RE-INTERPRETATION OF THE RANGE-BOUNDING FAULTS OF THE BLACKTAIL MOUNTAINS, SW MONTANA: IMPLICATIONS FOR CENOZOIC TECTONIC HISTORY


MULLER, Peter, Earth Sciences, SUNY-Oneonta, Oneonta, NY 13820 and KROL, Michael, Earth Sciences, Bridgewater State University, Bridgwater, MA 02325, mullerpd@oneonta.edu

The Blacktail Mountains are one of a group of fault-bounded, Archean basement-cored ranges of the northern Rocky Mountain foreland in SW Montana. The range is elongated NW-SE and its topographically prominent NE margin is bounded by two major faults, the moderately NE-dipping, highly silicified Jake Canyon fault (JCF) and the sub-vertical Blacktail fault (BF) lying several hundred meters to several km to the NE. Tysdal (1988) interpreted the JCF as a Laramide reverse fault (with possible minor, post-Laramide normal reactivation) and the BF as a Cenozoic normal fault that cuts the JCF in the subsurface.

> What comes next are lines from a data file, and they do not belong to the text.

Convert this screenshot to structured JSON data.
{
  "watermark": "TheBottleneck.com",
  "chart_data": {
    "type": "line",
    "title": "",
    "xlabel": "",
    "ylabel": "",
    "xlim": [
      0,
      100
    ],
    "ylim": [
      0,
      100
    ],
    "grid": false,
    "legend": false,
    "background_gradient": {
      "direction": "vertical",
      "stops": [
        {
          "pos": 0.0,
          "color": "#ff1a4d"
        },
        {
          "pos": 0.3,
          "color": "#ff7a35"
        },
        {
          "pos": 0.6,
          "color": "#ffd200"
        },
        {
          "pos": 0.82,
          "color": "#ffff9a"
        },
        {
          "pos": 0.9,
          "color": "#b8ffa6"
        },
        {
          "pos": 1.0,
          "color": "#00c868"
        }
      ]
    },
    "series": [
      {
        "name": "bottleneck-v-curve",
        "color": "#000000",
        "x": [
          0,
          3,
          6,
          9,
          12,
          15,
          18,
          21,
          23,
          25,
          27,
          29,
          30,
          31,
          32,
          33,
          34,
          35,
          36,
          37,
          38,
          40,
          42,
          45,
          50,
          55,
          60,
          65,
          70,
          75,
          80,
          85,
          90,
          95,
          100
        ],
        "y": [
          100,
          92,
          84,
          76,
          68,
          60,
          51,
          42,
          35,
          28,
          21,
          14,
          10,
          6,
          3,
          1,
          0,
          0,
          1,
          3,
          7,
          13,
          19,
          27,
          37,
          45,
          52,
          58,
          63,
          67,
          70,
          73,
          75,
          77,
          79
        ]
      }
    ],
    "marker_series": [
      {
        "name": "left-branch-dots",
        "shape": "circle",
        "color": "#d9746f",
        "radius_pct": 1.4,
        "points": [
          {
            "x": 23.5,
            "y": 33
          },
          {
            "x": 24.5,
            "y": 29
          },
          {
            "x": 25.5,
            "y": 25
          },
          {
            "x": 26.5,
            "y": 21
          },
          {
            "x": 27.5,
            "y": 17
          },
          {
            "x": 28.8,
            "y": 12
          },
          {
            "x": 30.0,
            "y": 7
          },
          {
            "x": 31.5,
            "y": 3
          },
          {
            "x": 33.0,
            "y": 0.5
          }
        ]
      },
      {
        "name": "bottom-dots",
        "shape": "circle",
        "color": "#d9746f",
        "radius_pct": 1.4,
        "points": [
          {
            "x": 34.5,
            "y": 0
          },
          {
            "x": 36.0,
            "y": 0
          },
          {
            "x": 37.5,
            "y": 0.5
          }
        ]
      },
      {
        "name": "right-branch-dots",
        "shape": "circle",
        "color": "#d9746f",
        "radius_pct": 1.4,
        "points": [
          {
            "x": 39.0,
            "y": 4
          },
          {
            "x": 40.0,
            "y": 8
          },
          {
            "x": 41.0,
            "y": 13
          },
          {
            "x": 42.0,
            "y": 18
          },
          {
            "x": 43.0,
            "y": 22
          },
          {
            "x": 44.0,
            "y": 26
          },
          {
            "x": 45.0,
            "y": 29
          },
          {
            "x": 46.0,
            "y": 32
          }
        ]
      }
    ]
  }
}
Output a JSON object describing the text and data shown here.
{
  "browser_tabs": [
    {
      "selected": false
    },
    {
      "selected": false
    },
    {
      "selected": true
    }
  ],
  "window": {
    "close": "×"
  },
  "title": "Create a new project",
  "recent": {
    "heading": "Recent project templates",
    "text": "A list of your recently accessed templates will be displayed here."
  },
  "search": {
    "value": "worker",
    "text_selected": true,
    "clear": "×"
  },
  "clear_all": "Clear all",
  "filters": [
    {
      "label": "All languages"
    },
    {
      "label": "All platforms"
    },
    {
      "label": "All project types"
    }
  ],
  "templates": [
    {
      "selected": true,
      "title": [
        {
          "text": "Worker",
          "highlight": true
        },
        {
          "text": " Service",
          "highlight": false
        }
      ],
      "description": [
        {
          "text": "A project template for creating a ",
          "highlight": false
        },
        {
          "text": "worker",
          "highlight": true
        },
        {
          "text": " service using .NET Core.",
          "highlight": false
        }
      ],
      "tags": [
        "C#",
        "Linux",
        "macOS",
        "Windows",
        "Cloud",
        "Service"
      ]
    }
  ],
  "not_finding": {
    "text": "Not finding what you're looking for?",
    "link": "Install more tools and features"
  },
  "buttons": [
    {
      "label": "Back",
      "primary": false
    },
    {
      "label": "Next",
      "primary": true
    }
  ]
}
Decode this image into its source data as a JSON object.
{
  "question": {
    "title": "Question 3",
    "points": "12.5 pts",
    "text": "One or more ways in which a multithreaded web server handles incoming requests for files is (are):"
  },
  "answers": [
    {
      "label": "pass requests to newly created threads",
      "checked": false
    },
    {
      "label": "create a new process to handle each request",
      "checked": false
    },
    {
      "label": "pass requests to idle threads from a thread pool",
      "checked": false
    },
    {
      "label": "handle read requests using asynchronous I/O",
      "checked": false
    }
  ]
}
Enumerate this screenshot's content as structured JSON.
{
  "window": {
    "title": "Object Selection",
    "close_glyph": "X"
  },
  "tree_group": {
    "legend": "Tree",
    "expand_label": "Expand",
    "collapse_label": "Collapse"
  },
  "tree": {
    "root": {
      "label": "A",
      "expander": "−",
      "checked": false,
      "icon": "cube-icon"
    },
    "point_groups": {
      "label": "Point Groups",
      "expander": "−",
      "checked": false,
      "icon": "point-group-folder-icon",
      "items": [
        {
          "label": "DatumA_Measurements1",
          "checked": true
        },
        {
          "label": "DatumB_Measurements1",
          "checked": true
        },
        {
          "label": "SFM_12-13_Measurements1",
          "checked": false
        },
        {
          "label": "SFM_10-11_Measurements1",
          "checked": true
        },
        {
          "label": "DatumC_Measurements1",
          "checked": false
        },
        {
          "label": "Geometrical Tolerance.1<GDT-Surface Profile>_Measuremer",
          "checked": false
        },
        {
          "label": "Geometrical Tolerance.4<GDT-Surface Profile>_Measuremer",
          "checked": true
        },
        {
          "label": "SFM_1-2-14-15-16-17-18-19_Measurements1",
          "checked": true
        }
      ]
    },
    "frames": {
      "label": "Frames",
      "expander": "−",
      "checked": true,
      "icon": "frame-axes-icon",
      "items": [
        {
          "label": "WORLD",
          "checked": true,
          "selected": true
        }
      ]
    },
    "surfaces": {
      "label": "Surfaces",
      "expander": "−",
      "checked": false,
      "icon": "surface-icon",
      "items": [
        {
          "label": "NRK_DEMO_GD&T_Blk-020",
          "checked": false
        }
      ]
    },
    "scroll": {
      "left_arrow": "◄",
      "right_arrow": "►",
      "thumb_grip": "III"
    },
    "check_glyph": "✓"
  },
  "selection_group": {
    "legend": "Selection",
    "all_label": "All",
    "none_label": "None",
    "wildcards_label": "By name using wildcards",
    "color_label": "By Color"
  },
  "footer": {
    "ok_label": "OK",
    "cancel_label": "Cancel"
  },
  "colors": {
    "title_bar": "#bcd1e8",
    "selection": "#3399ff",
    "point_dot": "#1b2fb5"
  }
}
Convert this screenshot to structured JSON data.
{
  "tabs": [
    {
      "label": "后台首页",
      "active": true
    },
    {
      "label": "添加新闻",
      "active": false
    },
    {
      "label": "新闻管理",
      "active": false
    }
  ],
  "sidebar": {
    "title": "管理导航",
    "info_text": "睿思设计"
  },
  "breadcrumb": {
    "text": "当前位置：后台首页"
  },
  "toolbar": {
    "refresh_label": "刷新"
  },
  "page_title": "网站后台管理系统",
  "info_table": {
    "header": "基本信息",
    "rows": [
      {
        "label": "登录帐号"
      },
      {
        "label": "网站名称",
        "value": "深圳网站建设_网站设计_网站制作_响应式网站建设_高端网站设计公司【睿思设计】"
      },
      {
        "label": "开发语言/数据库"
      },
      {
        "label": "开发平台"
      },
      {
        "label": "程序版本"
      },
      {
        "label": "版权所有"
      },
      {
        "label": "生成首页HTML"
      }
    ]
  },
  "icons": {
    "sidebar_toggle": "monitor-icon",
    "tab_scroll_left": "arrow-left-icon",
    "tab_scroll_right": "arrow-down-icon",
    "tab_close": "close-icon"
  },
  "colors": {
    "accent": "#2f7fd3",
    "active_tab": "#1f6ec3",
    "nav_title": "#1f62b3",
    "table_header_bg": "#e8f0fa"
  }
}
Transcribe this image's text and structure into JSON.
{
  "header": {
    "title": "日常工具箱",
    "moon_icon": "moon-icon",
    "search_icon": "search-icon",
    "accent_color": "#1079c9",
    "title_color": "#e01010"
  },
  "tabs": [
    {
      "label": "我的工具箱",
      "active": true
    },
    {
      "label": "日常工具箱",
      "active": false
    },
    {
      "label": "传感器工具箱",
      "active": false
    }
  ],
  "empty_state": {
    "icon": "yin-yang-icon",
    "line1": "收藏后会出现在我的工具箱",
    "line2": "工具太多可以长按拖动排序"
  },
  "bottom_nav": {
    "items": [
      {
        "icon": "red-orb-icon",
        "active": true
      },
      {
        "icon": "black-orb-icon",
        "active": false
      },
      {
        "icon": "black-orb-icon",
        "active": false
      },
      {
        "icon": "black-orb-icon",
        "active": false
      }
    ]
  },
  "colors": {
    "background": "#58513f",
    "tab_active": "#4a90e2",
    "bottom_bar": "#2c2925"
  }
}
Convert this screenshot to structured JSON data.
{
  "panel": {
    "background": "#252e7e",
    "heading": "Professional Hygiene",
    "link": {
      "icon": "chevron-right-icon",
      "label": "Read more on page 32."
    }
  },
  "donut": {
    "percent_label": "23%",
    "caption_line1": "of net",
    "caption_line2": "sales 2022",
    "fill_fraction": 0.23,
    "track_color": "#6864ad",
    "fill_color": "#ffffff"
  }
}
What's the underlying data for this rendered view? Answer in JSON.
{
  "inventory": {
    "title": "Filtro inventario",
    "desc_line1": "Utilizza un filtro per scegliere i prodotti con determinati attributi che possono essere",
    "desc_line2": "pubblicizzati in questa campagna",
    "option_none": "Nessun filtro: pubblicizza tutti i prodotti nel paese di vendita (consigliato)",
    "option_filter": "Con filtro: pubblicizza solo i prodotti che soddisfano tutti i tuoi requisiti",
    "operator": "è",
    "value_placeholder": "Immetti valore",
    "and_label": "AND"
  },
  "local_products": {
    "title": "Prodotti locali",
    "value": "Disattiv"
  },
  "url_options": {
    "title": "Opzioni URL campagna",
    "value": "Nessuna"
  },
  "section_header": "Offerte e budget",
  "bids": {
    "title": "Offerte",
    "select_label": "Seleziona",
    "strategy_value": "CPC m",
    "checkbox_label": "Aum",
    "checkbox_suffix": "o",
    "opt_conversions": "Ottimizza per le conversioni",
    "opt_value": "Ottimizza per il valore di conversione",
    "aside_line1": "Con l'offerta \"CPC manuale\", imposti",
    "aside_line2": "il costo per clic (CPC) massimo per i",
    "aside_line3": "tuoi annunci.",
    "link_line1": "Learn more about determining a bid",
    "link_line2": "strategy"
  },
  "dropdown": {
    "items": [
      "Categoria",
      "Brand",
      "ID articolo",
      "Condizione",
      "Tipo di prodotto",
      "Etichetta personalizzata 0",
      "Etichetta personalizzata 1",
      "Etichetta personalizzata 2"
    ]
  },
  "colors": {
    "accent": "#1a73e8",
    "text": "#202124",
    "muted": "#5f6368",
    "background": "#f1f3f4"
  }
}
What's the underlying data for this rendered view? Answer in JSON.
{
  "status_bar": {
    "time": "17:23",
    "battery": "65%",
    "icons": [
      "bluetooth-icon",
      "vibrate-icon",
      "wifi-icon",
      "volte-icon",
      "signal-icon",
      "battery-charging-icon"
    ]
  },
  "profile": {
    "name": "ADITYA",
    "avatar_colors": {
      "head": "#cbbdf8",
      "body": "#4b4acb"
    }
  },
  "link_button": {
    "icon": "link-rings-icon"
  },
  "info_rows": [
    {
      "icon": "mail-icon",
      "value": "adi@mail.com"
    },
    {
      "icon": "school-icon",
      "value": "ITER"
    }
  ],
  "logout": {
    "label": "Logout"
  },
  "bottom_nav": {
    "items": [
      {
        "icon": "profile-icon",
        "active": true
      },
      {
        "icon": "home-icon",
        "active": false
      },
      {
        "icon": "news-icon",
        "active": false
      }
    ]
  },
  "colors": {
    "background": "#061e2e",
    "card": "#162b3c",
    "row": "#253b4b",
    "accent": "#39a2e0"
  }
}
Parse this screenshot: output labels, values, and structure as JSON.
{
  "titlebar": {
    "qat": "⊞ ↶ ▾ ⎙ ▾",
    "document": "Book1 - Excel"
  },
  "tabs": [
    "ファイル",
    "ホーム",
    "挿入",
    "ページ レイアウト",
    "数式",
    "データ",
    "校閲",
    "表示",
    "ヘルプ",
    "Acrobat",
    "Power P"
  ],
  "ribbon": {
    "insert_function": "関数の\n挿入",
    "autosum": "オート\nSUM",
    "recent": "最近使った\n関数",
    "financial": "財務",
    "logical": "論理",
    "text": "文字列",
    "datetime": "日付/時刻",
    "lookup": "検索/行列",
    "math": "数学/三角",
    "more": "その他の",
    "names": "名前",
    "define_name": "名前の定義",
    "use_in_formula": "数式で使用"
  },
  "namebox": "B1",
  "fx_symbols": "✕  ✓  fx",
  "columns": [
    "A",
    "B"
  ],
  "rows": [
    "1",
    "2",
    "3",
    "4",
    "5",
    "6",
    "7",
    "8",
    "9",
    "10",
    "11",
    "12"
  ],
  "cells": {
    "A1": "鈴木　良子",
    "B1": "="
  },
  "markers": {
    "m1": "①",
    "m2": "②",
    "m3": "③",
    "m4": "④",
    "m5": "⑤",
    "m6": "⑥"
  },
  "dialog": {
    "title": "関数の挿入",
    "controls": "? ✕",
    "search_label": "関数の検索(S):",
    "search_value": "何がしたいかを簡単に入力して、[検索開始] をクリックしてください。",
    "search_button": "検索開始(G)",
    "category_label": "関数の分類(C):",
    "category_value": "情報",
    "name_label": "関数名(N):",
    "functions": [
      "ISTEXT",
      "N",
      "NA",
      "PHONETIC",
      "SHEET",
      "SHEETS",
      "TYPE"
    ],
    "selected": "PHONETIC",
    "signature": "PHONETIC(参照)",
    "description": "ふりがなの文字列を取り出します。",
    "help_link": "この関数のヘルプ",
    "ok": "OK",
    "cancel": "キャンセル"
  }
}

Tysdal and others (1990) constrained the last significant movement on the JCF by correlation of an unaltered, 48 Ma basalt overlying brecciated and mineralized footwall rocks near the mouth of Jake Canyon with an undated, but similar basalt on the hanging wall to the SW. They interpret the basalt to have flowed down ~1800 ft of relief and across the JCF.

We believe that the JCF must have experienced significant post-Laramide normal movement for three reasons. 1) Preservation of ~1800 ft of relief between the two correlative basalt exposures for 48 Ma would be highly problematic given the active Cenozoic tectonics the area has experienced. 2) If the present ~3000 ft of maximum relief along the NE front of the range is entirely the result of down to the NE movement on the BF, then the 1800 ft of relief across the JCF must have been preserved by post 48 Ma burial by the Eocene-Miocene Renova and Miocene-Pliocene Six Mile Creek Fms. Subsequently, this relief would have to have been exhumed in virtually the same topographic configuration. There is, however, no apparent geological evidence for complete burial of the Blacktail range during the Cenozoic. 3) Evidence for significant Cenozoic offset along the BF is confined to the northern half of the range where a 44 Ma rhyolite plug is exposed in the footwall of the fault. South of Ashbough Canyon, the morphology of the mountain front changes considerably and we suggest that Cenozoic offset was distributed between the BF and JCF.